The timing and manner of Jose Mourinho‘s dismissal came as a surprise more than the sacking itself, with results and mood in the locker room a problem for some time.
In the last press conferences, he appeared disengaged, down in the dumps, almost resigned. He was unrecognisable.
Mourinho was, is and probably will forever be one of the faces of world soccer, which is why his dismissal is always something of a shock. On May 4, 2021, he had been chosen, called and brought to Rome by President Dan Friedkin, the same man who in recent weeks contributed to the decision to put an “end” to his tenure in the capital.
Despite Mourinho’s continuous declarations of love for the team, the fans, and the environment, Friedkin was not pitied or won over by the Special One’s words. Quite the contrary. After a difficult period in which Roma took 6 points out of 18 available, came the decision to sack him.
How did we arrive at this decision? That is the real point of the question. Not whether or not it was right to fire Mourinho, because the team’s performance had drastically declined and ninth place in the standings was not in the least bit acceptable.
Budapest broke Jose and us
A section of Roma fans are not taking the decision to fire Mourinho in January well at all, because in their opinion, the Portuguese has given so much to Roma that he at least deserved the chance to work until June, for better or worse.
The truth, or at least that is the thinking of the person who’s writing this piece, is that the roads had to break after the Budapest final. The cursed final was lost to Sevilla because of a hugely controversial refereeing performance by Anthony Taylor.
That night was to end Mourinho’s adventure at Roma with a victory and another trophy lifted to the sky—an incredible, legendary success that Mourinho and his Roma had deserved on the pitch, playing better with heart, pride, and dignity. Something broke that night—not only the hearts of Roma fans but probably Jose’s himself.
The truth is that it is impossible to judge Mourinho’s experience at Roma by talking only about results. No one can call his experience a “failure,” and the reasons for this are many.

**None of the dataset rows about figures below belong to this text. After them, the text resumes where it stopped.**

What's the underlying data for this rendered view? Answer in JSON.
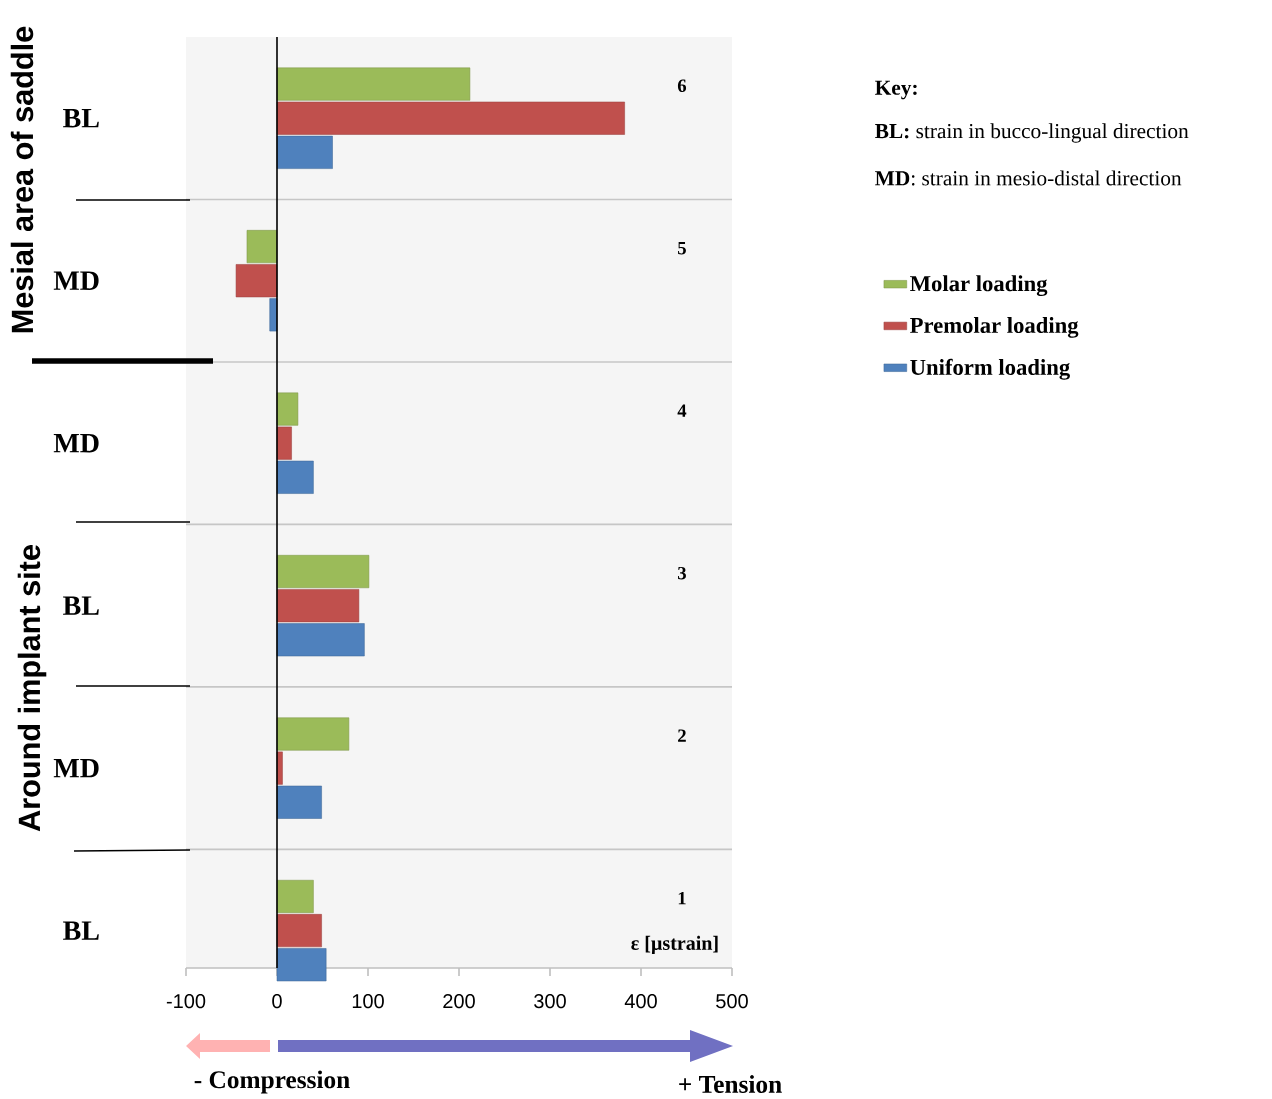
{
  "chart_data": {
    "type": "bar",
    "orientation": "horizontal",
    "xlabel": "ε [µstrain]",
    "categories": [
      "BL",
      "MD",
      "MD",
      "BL",
      "MD",
      "BL"
    ],
    "series": [
      {
        "name": "Molar loading",
        "color": "#9bbb59",
        "values": [
          212,
          -33,
          23,
          101,
          79,
          40
        ]
      },
      {
        "name": "Premolar loading",
        "color": "#c0504d",
        "values": [
          382,
          -45,
          16,
          90,
          6,
          49
        ]
      },
      {
        "name": "Uniform loading",
        "color": "#4f81bd",
        "values": [
          61,
          -8,
          40,
          96,
          49,
          54
        ]
      }
    ],
    "xlim": [
      -100,
      500
    ],
    "xticks": [
      -100,
      0,
      100,
      200,
      300,
      400,
      500
    ],
    "grid": "y",
    "legend": "right",
    "annotations": [
      "6",
      "5",
      "4",
      "3",
      "2",
      "1",
      "Mesial area of saddle",
      "Around implant site",
      "Key:",
      "**BL:** strain in bucco-lingual direction",
      "**MD**: strain in mesio-distal direction",
      "- Compression",
      "+ Tension"
    ]
  }
}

First of all, Mourinho won the Conference League, Roma’s first European trophy (apart from the Fairs Cup), he then came close to clinching the Europa League trophy.
He also allowed the arrival of champions such as Paulo Dybala and Romelu Lukaku, he created in Rome an atmosphere not seen in a long time of union of absolute enthusiasm between the city, the team and the fans; he made so many fans proud; he defended Roma against everything and everyone.
Roma fans were proud of Mourinho’s Roma and of having the Portuguese on the bench, despite the fact that at times things were difficult and the results were not satisfactory. And that in Rome is more important than anything else.
The fact that they felt represented and defended, that they felt that Mourinho was speaking for their people, made Romanisti fall in love with the Portuguese coach, whose name will forever be linked to that of the Giallorossi team. Even if he had won nothing, the journey would still have been unforgettable and forever cherished by Roma fans.
Only Roma fans understand what Jose meant to the club
Giallorossi fans did not start rooting for Roma because of the successes, because of the trophies, because of the titles, but because no other team has that same sense of community, conveys that sense of family. Feeling part of something, feeling represented, that feeling of being “unique” and being “chosen,” – that is what matters most to a Roma fan.
And Mourinho was all of this and more: he had chosen Roma despite being bigger than the club, he spoke on behalf of the fans and defended them against everything and everyone, he spoke words of love despite having coached in Madrid, Milan, London.
No one will ever be able to understand what Mourinho has been for Roma except Roma fans. No fan of any other team will ever understand the empathy, the sharing of battles and values, perhaps not even Roma fans themselves, who at least had the luck and joy of sharing those emotions with other brothers and sisters.
De Rossi’s return something we needed
To replace Jose, Dan Friedkin chose Daniele De Rossi. The man who embodied Romanism and cheered for Roma like no other in history. It was a risky choice from a technical point of view because, although DDR grew up as a player under some of the best coaches in the history of soccer, his only experience on the bench had been at SPAL, which started badly and ended worse.
Daniele signed a contract almost at the minimum wage; he told the owner, “You choose the salary; I don’t care; I’ll sign anyway.”. An act of love, yet another from De Rossi, who, as a player, said, “My only regret is that I could only donate one career to Roma,” and now here is the chance to give his great love another career, that of coaching.
Some have called the decision to entrust him with the team not very clever but he does not care about that; he has already said he will fight to the death to stay on that bench well beyond the 4 months stipulated in the current agreement. “You can’t refuse Roma,” DDR explained, and after the conference, he went straight onto the field to try to solve the team’s problems.